Les souris femelles, même celles qui n’ont jamais eu des petits, se comportent d’une manière qui peut être considérée comme maternelle. Elles sont capables, par exemple, de ramener à son nid un petit abandonné dans le coin d’une cage, et elles peuvent aussi passer leur temps à faire la toilette d’un nouveau-né. Cette tendance s’amplifie lorsque ces souris sont elles-mêmes devenues mères. Quant aux mâles, ils sont généralement agressifs et ont un comportement territorial, ils peuvent ignorer les nouveau-nés qui ne sont pas les leurs, ou même les attaquer violemment. Il arrive cependant qu’ils aient un comportement parental pendant une brève période après s’être accouplés avec une femelle, à partir de la naissance de leurs petits.
Pour comprendre comment le cerveau dirige le comportement parental, les chercheurs se sont concentrés sur une petite partie du cerveau, l’hypothalamus, dans lequel se trouve le noyau antéroventral périventriculaire (AVPV) qui est plus grand chez les souris femelles que chez les mâles. Le groupe a été particulièrement intéressé par certains neurones qui expriment une protéine connue sous le nom de tyrosine hydroxylase (TH), nécessaire à la production de la dopamine, l’un des messagers chimiques du cerveau. Ils ont observé que certains neurones contenant la TH sont plus nombreux chez les souris mères que chez les femelles vierges et chez les mâles. Ceci laisse entendre que, bien que ces neurones se trouvent chez les deux sexes, ils pourraient amener les femelles à donner des soins parentaux à leur progéniture, en ayant cependant une fonction différente chez les mâles.

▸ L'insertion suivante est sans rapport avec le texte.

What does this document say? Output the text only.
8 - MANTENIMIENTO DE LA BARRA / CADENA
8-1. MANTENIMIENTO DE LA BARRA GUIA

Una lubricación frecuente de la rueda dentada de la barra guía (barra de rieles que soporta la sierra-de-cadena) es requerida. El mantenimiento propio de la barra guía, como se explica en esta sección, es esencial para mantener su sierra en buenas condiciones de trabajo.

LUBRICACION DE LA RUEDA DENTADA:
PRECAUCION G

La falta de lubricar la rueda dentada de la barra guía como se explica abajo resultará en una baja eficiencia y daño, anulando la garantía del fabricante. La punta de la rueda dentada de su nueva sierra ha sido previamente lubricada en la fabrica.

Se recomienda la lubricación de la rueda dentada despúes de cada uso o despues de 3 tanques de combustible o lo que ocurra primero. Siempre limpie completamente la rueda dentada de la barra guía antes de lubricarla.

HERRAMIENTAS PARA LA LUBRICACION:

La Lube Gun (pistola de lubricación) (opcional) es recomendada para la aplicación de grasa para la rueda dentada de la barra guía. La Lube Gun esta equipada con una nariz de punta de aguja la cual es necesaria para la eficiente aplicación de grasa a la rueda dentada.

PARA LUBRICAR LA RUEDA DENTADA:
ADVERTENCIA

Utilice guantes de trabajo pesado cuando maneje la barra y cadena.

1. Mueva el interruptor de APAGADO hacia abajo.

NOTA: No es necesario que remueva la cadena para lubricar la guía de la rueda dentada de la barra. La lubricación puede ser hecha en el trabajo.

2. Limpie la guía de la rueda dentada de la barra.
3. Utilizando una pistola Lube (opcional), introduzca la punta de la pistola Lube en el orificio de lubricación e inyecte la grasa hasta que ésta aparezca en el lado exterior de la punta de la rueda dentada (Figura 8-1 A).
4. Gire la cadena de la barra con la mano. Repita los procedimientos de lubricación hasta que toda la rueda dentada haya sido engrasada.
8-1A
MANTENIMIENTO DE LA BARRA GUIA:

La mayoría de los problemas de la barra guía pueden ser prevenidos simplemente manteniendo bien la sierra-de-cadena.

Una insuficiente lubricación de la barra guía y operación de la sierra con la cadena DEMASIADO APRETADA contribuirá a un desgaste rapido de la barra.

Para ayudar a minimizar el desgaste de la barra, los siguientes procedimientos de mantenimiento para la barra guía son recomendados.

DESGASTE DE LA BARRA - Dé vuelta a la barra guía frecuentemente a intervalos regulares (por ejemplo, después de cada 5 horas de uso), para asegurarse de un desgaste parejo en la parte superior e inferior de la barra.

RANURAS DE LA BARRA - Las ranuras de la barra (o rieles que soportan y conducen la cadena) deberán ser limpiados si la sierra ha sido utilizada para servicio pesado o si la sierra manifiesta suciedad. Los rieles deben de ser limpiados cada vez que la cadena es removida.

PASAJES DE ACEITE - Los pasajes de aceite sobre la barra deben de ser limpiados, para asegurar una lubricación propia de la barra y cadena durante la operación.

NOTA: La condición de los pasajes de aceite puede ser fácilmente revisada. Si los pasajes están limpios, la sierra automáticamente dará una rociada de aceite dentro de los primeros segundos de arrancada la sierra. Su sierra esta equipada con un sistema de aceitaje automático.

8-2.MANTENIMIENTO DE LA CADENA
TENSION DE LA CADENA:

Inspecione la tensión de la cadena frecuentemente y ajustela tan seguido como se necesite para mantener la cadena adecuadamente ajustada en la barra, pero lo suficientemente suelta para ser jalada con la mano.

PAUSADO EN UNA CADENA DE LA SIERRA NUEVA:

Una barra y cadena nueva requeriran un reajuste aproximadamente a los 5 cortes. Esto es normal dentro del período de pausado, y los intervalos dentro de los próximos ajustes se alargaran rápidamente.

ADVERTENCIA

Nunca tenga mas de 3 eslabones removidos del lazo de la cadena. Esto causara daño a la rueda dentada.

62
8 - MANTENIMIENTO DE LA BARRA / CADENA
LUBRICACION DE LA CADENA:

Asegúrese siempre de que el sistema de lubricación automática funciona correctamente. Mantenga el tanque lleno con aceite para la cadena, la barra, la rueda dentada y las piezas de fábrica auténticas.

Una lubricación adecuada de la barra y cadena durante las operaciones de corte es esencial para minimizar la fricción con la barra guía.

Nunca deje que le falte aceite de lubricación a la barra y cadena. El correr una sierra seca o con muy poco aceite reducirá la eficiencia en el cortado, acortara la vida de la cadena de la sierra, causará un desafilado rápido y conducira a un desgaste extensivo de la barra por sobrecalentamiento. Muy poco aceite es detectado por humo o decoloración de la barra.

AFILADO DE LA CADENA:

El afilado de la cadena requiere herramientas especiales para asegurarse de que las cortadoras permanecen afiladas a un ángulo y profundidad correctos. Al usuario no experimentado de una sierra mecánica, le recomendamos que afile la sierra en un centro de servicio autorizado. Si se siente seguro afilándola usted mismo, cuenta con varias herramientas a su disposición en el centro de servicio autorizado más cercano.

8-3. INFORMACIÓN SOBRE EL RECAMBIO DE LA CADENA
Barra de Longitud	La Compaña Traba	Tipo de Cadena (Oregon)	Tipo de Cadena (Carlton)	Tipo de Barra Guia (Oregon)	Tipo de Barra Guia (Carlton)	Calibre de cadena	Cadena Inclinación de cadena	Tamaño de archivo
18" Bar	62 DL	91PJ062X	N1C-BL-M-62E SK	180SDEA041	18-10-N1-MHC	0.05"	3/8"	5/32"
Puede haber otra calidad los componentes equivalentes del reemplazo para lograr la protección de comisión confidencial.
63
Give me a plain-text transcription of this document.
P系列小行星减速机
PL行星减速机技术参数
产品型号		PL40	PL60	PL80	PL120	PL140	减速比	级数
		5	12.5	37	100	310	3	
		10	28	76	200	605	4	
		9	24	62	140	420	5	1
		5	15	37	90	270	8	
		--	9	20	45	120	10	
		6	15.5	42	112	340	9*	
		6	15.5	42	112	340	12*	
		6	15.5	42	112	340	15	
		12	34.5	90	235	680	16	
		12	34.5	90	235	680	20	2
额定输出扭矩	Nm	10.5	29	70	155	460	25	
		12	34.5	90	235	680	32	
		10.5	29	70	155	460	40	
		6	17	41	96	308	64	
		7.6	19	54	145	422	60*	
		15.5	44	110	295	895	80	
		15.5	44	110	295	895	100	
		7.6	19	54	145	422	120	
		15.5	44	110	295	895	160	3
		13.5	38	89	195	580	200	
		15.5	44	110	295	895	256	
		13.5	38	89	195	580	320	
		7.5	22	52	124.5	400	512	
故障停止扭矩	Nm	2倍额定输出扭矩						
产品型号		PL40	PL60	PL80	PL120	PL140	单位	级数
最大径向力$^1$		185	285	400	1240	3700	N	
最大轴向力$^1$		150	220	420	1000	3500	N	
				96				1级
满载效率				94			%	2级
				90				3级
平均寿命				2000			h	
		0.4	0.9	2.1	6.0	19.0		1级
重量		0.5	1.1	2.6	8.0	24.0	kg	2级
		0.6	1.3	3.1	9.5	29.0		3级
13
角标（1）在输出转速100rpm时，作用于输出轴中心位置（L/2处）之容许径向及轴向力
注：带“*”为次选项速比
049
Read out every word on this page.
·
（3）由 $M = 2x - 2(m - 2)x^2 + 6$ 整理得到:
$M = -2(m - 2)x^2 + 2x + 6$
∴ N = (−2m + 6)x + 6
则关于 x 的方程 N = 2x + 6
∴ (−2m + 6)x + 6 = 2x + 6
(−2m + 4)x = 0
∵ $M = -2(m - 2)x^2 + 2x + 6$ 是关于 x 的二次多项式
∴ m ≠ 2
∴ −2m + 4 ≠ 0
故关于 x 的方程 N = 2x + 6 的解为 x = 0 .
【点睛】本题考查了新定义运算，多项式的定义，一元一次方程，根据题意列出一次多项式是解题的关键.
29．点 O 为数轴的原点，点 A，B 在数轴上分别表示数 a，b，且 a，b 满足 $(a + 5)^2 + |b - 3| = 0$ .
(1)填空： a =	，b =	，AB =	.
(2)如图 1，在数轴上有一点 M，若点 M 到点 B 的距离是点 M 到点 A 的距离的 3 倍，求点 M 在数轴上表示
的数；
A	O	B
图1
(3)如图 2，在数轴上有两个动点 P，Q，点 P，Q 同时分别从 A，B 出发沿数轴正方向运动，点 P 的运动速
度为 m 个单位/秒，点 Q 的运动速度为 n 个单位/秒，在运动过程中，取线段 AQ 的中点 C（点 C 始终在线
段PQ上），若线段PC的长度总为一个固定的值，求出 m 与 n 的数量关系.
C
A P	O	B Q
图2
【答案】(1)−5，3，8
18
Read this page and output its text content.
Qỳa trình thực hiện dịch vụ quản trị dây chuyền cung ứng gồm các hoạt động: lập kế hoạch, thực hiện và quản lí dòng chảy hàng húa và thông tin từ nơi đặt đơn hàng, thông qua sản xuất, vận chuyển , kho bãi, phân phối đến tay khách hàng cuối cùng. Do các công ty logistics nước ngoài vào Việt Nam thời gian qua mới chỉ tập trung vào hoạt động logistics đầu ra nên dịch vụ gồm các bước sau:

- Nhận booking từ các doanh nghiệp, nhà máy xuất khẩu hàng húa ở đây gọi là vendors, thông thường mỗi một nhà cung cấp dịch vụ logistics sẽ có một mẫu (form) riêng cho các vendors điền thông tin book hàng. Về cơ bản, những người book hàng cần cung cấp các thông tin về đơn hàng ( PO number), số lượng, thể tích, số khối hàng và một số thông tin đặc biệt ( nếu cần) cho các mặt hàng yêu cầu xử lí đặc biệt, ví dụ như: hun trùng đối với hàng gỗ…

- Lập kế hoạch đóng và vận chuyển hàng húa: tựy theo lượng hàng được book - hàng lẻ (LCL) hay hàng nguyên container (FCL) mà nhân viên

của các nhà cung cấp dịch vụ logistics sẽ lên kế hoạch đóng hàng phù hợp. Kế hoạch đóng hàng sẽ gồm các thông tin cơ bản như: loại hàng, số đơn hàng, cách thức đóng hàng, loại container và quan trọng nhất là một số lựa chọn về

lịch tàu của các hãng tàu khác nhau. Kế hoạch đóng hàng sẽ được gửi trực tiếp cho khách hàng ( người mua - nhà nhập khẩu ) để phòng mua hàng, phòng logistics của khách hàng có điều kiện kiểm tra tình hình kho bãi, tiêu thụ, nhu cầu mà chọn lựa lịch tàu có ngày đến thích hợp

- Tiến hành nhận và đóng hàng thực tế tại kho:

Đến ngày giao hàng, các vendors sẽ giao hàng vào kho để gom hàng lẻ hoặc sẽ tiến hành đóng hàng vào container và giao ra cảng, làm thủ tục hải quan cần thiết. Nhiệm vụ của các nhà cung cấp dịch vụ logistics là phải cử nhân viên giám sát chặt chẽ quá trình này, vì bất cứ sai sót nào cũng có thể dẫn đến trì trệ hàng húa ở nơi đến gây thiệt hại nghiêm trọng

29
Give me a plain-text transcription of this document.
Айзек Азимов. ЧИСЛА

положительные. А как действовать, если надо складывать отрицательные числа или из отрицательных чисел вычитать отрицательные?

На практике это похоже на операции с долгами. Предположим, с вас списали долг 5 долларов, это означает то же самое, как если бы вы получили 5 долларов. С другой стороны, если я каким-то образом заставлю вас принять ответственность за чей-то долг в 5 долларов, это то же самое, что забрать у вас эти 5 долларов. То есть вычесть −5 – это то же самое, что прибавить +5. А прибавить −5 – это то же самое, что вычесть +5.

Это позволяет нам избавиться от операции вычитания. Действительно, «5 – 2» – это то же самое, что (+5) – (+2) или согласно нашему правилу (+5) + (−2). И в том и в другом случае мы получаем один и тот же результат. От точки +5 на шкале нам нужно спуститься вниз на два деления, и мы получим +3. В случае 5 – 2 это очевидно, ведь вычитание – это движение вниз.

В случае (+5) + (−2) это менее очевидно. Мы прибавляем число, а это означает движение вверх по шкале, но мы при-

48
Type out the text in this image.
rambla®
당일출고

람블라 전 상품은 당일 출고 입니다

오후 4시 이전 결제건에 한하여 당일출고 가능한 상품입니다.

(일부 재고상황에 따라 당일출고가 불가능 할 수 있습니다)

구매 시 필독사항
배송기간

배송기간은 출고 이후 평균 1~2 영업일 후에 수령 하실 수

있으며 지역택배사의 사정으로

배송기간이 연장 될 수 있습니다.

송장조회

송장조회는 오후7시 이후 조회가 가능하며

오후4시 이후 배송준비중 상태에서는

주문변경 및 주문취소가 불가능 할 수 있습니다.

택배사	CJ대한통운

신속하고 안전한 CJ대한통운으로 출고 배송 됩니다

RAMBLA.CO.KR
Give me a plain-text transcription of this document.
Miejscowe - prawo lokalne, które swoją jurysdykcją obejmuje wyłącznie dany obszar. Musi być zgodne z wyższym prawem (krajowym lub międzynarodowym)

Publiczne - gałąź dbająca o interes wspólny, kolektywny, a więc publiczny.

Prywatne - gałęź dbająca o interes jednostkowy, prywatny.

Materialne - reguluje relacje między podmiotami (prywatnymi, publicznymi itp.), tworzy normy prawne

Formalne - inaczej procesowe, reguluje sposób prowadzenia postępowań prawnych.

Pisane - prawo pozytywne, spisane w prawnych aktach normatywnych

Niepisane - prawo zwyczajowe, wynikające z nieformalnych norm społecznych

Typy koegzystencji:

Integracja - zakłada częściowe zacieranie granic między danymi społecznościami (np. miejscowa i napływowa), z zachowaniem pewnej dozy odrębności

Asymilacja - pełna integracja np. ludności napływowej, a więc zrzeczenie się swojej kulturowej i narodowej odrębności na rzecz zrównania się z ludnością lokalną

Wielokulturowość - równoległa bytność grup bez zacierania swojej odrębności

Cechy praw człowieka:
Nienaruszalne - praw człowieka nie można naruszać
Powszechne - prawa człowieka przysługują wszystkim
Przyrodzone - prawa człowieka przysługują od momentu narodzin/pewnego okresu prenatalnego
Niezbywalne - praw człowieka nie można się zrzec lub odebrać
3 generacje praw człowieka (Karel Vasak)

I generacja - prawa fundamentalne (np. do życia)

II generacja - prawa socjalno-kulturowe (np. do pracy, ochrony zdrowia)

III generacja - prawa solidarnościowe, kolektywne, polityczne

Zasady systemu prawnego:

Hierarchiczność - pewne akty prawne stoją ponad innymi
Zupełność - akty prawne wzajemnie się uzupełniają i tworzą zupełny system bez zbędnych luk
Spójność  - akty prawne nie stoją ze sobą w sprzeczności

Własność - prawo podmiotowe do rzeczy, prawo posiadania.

Utilisant des outils génétiques et neurobiochimiques perfectionnés, les chercheurs ont d’abord augmenté, puis diminué, la quantité de TH chez les souris mâles et femelles, uniquement dans les neurones de cette région particulière du cerveau. Ils ont ensuite enregistré la façon dont ces changements affectent le comportement parental des souris. Le groupe a aussi utilisé la technique de l’optogénétique, qui fait que les neurones sont activés par la lumière, pour agir précisément sur les neurones contenant la TH, et donc littéralement « actionnant l’interrupteur pour allumer la lumière. »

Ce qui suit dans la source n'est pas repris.